7. A recombinant expression and secretion vector, comprising:

a polynucleotide encoding a secretion signal peptide;

a DNA sequence which promotes transcription in a host cell located upstream from the polynucleotide encoding the secretion signal peptide;

a DNA sequence encoding a protein according to claim 1 in a translation reading frame with said polynucleotide encoding the secretion signal peptide; and

a transcription terminator sequence located downstream from the DNA sequence encoding said protein.
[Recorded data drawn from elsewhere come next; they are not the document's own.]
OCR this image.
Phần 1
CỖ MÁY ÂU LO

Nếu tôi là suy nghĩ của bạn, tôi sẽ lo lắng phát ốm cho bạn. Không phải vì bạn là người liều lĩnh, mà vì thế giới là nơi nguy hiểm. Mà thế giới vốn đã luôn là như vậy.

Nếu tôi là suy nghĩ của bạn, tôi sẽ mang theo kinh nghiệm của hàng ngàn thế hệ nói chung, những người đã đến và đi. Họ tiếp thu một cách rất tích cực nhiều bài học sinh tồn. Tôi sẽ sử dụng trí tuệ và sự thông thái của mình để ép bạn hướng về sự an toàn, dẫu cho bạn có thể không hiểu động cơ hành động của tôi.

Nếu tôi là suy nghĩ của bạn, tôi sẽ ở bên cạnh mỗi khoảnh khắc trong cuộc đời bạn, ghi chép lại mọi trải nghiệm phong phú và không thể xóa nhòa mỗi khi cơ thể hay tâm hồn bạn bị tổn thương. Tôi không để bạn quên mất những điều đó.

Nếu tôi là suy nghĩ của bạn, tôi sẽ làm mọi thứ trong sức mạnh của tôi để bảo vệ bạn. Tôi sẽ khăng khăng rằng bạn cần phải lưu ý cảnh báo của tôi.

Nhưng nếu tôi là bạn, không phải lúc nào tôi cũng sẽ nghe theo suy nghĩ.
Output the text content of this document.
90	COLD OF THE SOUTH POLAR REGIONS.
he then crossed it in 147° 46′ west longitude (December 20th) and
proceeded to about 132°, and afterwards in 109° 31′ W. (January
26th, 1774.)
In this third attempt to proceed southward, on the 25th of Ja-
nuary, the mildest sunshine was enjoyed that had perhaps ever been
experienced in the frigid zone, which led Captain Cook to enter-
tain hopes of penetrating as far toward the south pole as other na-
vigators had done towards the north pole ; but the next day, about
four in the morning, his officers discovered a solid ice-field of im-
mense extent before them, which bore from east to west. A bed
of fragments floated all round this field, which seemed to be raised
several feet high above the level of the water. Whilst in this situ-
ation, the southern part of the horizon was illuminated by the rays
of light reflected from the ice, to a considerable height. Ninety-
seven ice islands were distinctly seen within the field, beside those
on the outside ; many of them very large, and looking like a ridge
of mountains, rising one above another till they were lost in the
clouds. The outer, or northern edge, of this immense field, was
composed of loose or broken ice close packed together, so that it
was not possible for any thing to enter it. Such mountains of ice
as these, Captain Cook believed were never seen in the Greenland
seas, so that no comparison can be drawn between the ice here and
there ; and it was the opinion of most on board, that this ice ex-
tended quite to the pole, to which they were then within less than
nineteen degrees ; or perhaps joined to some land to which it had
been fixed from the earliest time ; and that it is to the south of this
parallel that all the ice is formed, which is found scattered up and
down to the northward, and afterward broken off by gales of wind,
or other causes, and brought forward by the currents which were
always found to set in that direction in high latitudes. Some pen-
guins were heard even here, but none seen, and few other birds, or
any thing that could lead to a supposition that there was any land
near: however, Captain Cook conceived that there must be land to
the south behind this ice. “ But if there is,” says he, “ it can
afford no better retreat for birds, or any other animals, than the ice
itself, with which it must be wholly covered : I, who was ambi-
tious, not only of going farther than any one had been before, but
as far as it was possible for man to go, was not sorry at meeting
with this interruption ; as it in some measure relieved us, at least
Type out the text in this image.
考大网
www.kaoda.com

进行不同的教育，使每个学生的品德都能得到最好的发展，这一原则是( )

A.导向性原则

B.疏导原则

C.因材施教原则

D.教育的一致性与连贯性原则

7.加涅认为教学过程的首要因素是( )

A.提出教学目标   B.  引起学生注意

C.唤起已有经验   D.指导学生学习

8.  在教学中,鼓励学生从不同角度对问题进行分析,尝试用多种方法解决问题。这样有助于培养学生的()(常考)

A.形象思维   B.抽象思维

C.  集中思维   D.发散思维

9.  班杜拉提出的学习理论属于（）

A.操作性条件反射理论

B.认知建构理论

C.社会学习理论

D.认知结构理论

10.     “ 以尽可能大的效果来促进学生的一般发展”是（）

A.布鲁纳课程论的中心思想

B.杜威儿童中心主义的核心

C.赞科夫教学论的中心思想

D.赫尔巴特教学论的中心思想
8. A host cell, comprising;

the recombinant expression system according to claim 7, wherein the host cell expresses Alk-Smase.

9. The host cell according to claim 8, wherein the host cell is selected from the group consisting of a bacteria, a mammalian cell and a yeast cell; and

in the absence of the recombinant expression system according to claim 7, the host cell does not normally produce an Alk-Smase.

10. A method for isolation of human Alk-Smase protein, the method comprising the steps of:

providing a small intestinal or colon content from a human;

homogenising the small intestinal or colon content;

purifying Alk-Smase from the homogenized content using DEAE Sephadex chromatography;

purifying the Alk-Smase using Uno anion exchange chromatography; and

purifying the Alk.Smase using hydrophobic chromatography, thereby isolating the human Alk-Smase protein.

11. A method for preparation of recombinant Alk-Smase protein capable of hydrolysing sphingomyelin, the method comprising the steps of:

providing a host cell according to claim 8 and a host cell growth medium;

preparing a host cell culture;

culturing the host cell culture; and

harvesting the host cell culture and recovering the human recombinant Alk-Smase.

12. The method according to claim 11, wherein the Alk-Smase protein is recovered from the culture medium or the host cells.

13. An isolated Alk-Smase protein, comprising the protein according to claim 1, wherein the protein has an active site with the amino acid sequence AFVTMTSPCHFTLVTGKY (SEQ ID NO: 3) or a variant thereof.

14. A composition, comprising: a protein according to claim 1; and a biocompatible carrier or additive.

15. A method for treating colon cancer, comprising:

administering a composition comprising at least one of a protein according to claim 4, a nucleic acid according to claim 5, and an isolated Alk-Smase according to claim 12 to a patient.

16. A kit, comprising:

the protein according to claim 1 or the isolated protein according to claim 13; and

a stabiliser.

17. The kit according to claim 16, wherein the protein is in a lyophilised form or freeze-dried form.

18. The method according to claim 12, wherein the Alk-Smase protein is recovered after separating the host cells from the culture medium.

19. A composition, comprising:

a nucleic acid according to claim 5; and

a biocompatible carrier or additive.

20. A composition, comprising:

an isolated Alk-Smase according to claim 12; and

a biocompatible carrier or additive.